Vous avez parlé de taux de réussite sans donner de chiffre. Pensez-vous que votre modèle d’enseignement que certains qualifient d’hydrique répond aux standards internationaux ?
Le taux de réussite moyen en première et deuxième années est de 67%. Pour L1 et L2, ce taux de réussite est correct lorsque nous faisons une comparaison avec les taux de réussite des autres universités. Cette année, nous avons un taux de réussite de 50 % au premier semestre. Ce taux sera amélioré à l’issue de la seconde session.

Pour revenir au modèle hydrique, il s’agit de s’adapter. Au bout de trois ans, on se rend compte que nous avons un taux d’abandon de plus de 30% qui est lié à une difficulté d’adaptation des étudiants. Il faut savoir que ces derniers n’ont pas une autonomie requise pour suivre un enseignement à distance. Ils n’ont pas aussi la culture du numérique qui est requise pour s’adapter à l’enseignement à distance. Donc, cette période de transition qui nous permet de les prendre en charge et de les mettre dans le dispositif de l’enseignement à distance n’a rien à voir avec les standards internationaux. Je le dis, c’est toujours de l’enseignement à distance, même s’ils sont dans l’Eno. Ces derniers sont obligés de venir à l’Eno durant des créneaux qui sont fixés. Après le premier semestre, le taux en présentiel est réduit. Même lorsque l’étudiant est chez-lui, il est obligé de rester connecté. Nous avons un emploi du temps qui permet de contrôler l’assiduité de l’étudiant. Lorsque vous ne contrôlez pas l’assiduité de l’étudiant, vous n’avez aucune garantie qu’il réussirait à l’examen. Le contrôle de l’assiduité nous aide à garantir la qualité de la formation et, par la même occasion, contrôler les tuteurs qui suivent ces étudiants. Car ces tuteurs peuvent aussi profiter de cette absence de contrôle pour ne pas faire correctement leur travail.

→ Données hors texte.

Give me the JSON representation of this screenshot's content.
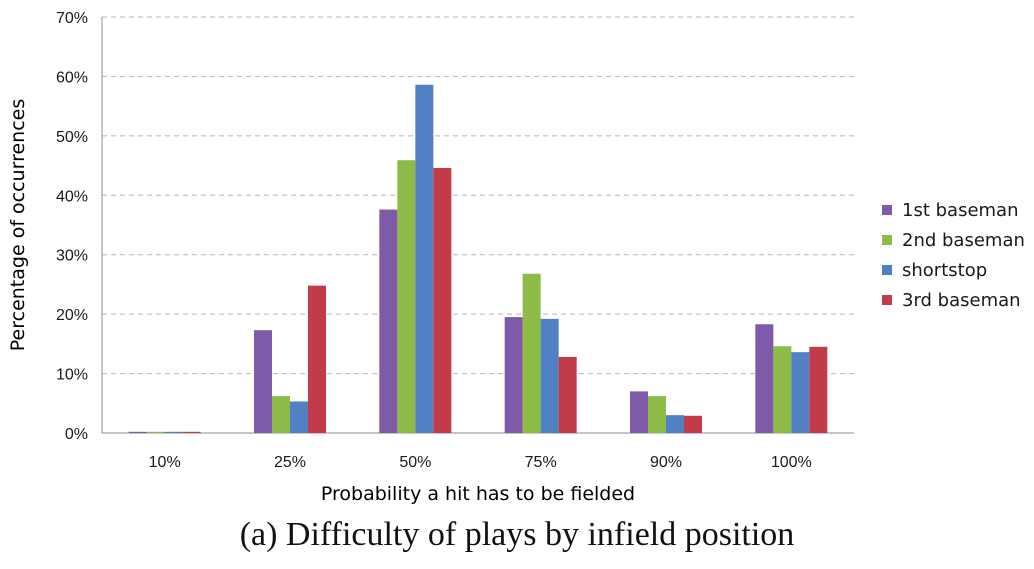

L’un de vos plus grands défis à relever est la disponibilité de salles de cours ou Eno. Où en êtes-vous en termes de construction des 19 prévus ?
L’Espace numérique ouvert (Eno) est un espace où se déroulent les activités pédagogiques. Il sert aussi à la promotion de la culture du numérique. Avec l’Eno, l’Uvs a la mission de fournir le service à la communauté, de promouvoir la culture du numérique sur l’ensemble du territoire national. A ce titre, l’Eno joue un double rôle. Nous avons un projet de construction de 50 Espaces numériques ouverts (Eno). Sur les 50, il y a 24 qui ont acquis un financement dont 11 dans le cadre du Budget consolidé d’investissement (Bci) de l’Etat, cinq ont été financés par la Banque africaine de développement (Bad), huit par l’Artp. Seize (16) sur les 24 sont déjà en chantier. Nous allons réceptionner un certain nombre d’Eno dans les mois à venir.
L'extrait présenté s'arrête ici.